Dynamic Airlines
| IATA | ICAO | Call sign |
| — | DYE | DYNAMIC |
- Founded: 1980
- Ceased operations: 2006
- Hubs: Rotterdam Airport
- Fleet size: 6
- Destinations: 7
- Headquarters: Netherlands
- Employees: 7,000

= Dynamic Airlines =

Netherlands charter airline

Dynamic Airlines was a small Dutch charter airline for business, medical and rapid small cargo flights and was founded in 1980, operating mainly from Rotterdam Airport.

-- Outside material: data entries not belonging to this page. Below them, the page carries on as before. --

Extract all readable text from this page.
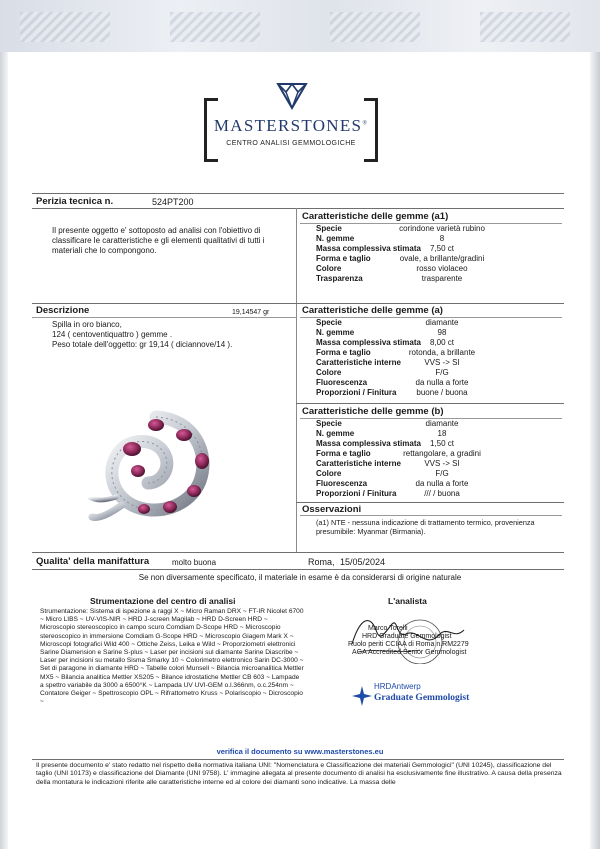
MASTERSTONES®
CENTRO ANALISI GEMMOLOGICHE
Perizia tecnica n.	524PT200
Il presente oggetto e' sottoposto ad analisi con l'obiettivo di classificare le caratteristiche e gli elementi qualitativi di tutti i materiali che lo compongono.
Caratteristiche delle gemme (a1)
Specie	corindone varietà rubino
N. gemme	8
Massa complessiva stimata	7,50 ct
Forma e taglio	ovale, a brillante/gradini
Colore	rosso violaceo
Trasparenza	trasparente
Descrizione	19,14547 gr
Spilla in oro bianco,
124 ( centoventiquattro ) gemme .
Peso totale dell'oggetto: gr 19,14 ( diciannove/14 ).
Caratteristiche delle gemme (a)
Specie	diamante
N. gemme	98
Massa complessiva stimata	8,00 ct
Forma e taglio	rotonda, a brillante
Caratteristiche interne	VVS -> SI
Colore	F/G
Fluorescenza	da nulla a forte
Proporzioni / Finitura	buone / buona
Caratteristiche delle gemme (b)
Specie	diamante
N. gemme	18
Massa complessiva stimata	1,50 ct
Forma e taglio	rettangolare, a gradini
Caratteristiche interne	VVS -> SI
Colore	F/G
Fluorescenza	da nulla a forte
Proporzioni / Finitura	/// / buona
Osservazioni
(a1) NTE - nessuna indicazione di trattamento termico, provenienza
presumibile: Myanmar (Birmania).
Qualita' della manifattura	molto buona	Roma, 15/05/2024
Se non diversamente specificato, il materiale in esame è da considerarsi di origine naturale
Strumentazione del centro di analisi
Strumentazione: Sistema di ispezione a raggi X ~ Micro Raman DRX ~ FT-IR Nicolet 6700 ~ Micro LIBS ~ UV-VIS-NIR ~ HRD J-screen Magilab ~ HRD D-Screen HRD ~ Microscopio stereoscopico in campo scuro Comdiam D-Scope HRD ~ Microscopio stereoscopico in immersione Comdiam G-Scope HRD ~ Microscopio Giagem Mark X ~ Microscopi fotografici Wild 400 ~ Ottiche Zeiss, Leika e Wild ~ Proporziometri elettronici Sarine Diamension e Sarine S-plus ~ Laser per incisioni sul diamante Sarine Diascribe ~ Laser per incisioni su metallo Sisma Smarky 10 ~ Colorimetro elettronico Sarin DC-3000 ~ Set di paragone in diamante HRD ~ Tabelle colori Munsell ~ Bilancia microanalitica Mettler MX5 ~ Bilancia analitica Mettler XS205 ~ Bilance idrostatiche Mettler CB 603 ~ Lampade a spettro variabile da 3000 a 6500°K ~ Lampada UV UVI-GEM o.l.366nm, o.c.254nm ~ Contatore Geiger ~ Spettroscopio OPL ~ Rifrattometro Kruss ~ Polariscopio ~ Dicroscopio ~
L'analista
Marco Torelli
HRD Graduate Gemmologist
Ruolo periti CCIAA di Roma n.RM2279
AGA Accredited Senior Gemmologist
HRDAntwerp
Graduate Gemmologist
verifica il documento su www.masterstones.eu
Il presente documento e' stato redatto nel rispetto della normativa italiana UNI: "Nomenclatura e Classificazione dei materiali Gemmologici" (UNI 10245), classificazione del taglio (UNI 10173) e classificazione del Diamante (UNI 9758). L' immagine allegata al presente documento di analisi ha esclusivamente fine illustrativo. A causa della presenza della montatura le indicazioni riferite alle caratteristiche interne ed al colore dei diamanti sono indicative. La massa delle
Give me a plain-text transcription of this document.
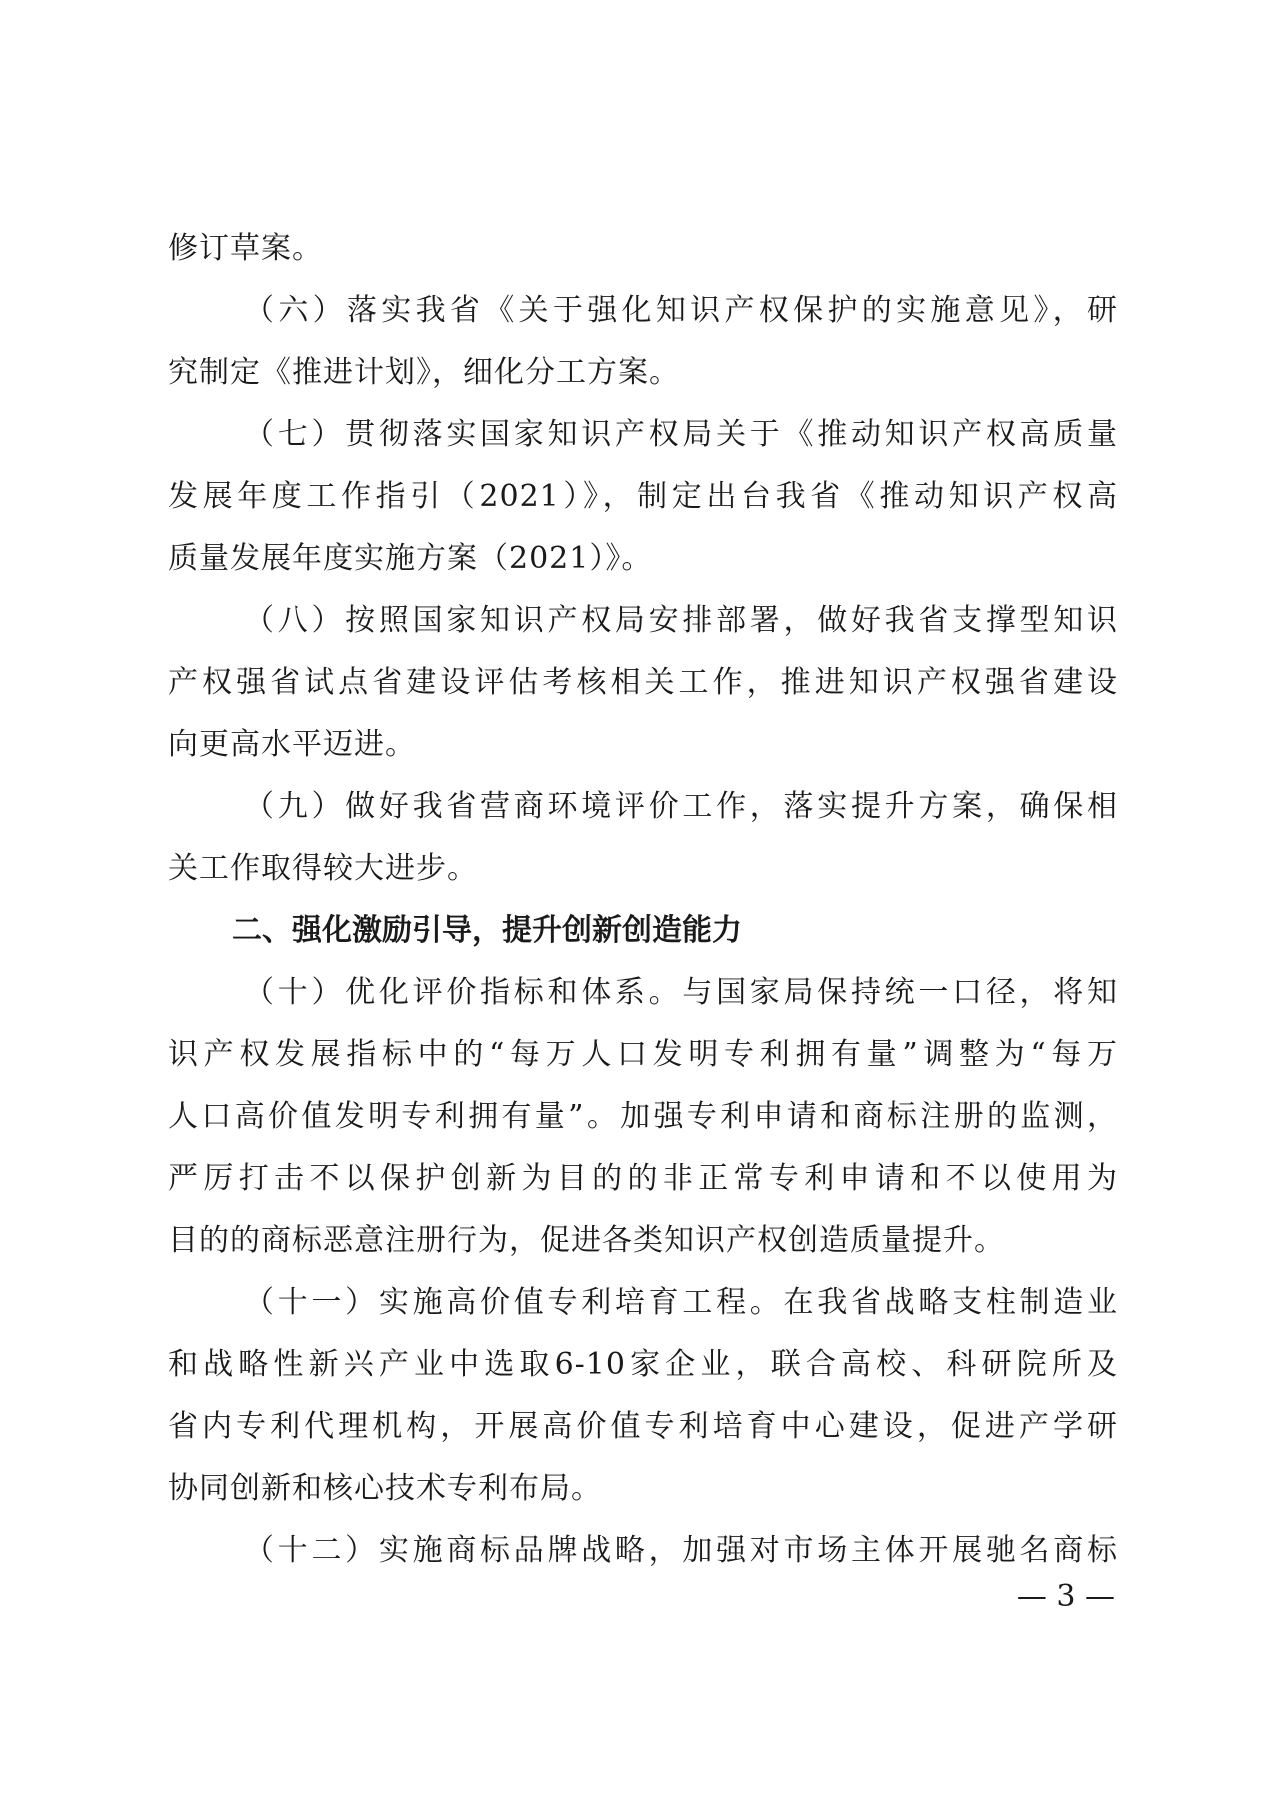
修订草案。
（六）落实我省《关于强化知识产权保护的实施意见》，研
究制定《推进计划》，细化分工方案。
（七）贯彻落实国家知识产权局关于《推动知识产权高质量
发展年度工作指引（2021）》，制定出台我省《推动知识产权高
质量发展年度实施方案（2021）》。
（八）按照国家知识产权局安排部署，做好我省支撑型知识
产权强省试点省建设评估考核相关工作，推进知识产权强省建设
向更高水平迈进。
（九）做好我省营商环境评价工作，落实提升方案，确保相
关工作取得较大进步。
二、强化激励引导，提升创新创造能力
（十）优化评价指标和体系。与国家局保持统一口径，将知
识产权发展指标中的“每万人口发明专利拥有量”调整为“每万
人口高价值发明专利拥有量”。加强专利申请和商标注册的监测，
严厉打击不以保护创新为目的的非正常专利申请和不以使用为
目的的商标恶意注册行为，促进各类知识产权创造质量提升。
（十一）实施高价值专利培育工程。在我省战略支柱制造业
和战略性新兴产业中选取6-10家企业，联合高校、科研院所及
省内专利代理机构，开展高价值专利培育中心建设，促进产学研
协同创新和核心技术专利布局。
（十二）实施商标品牌战略，加强对市场主体开展驰名商标
— 3 —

Their callsign was DYNAMIC, formerly DYNAMITE. In 2006, the airline ceased all operations.

==Fleet==
The fleet of Dynamic Airlines consisted of six aircraft, including:

Dynamic Airlines fleet
| Aircraft | Total |
|---|---|
| Cessna Citation | 3 |
| Fairchild Merlin | 1 |
| Piper Navajo Chieftain | 1 |
| Cessna 172 | 1 |

==Incidents and Accidents==
- In September 2005, a Fairchild Metroliner registered PH-DYM of Dynamic Airlines ran off the runway at Rotterdam Airport during take-off causing the landing gear to collapse, leaving the aircraft badly damaged. There were no casualties, but the aircraft was written off.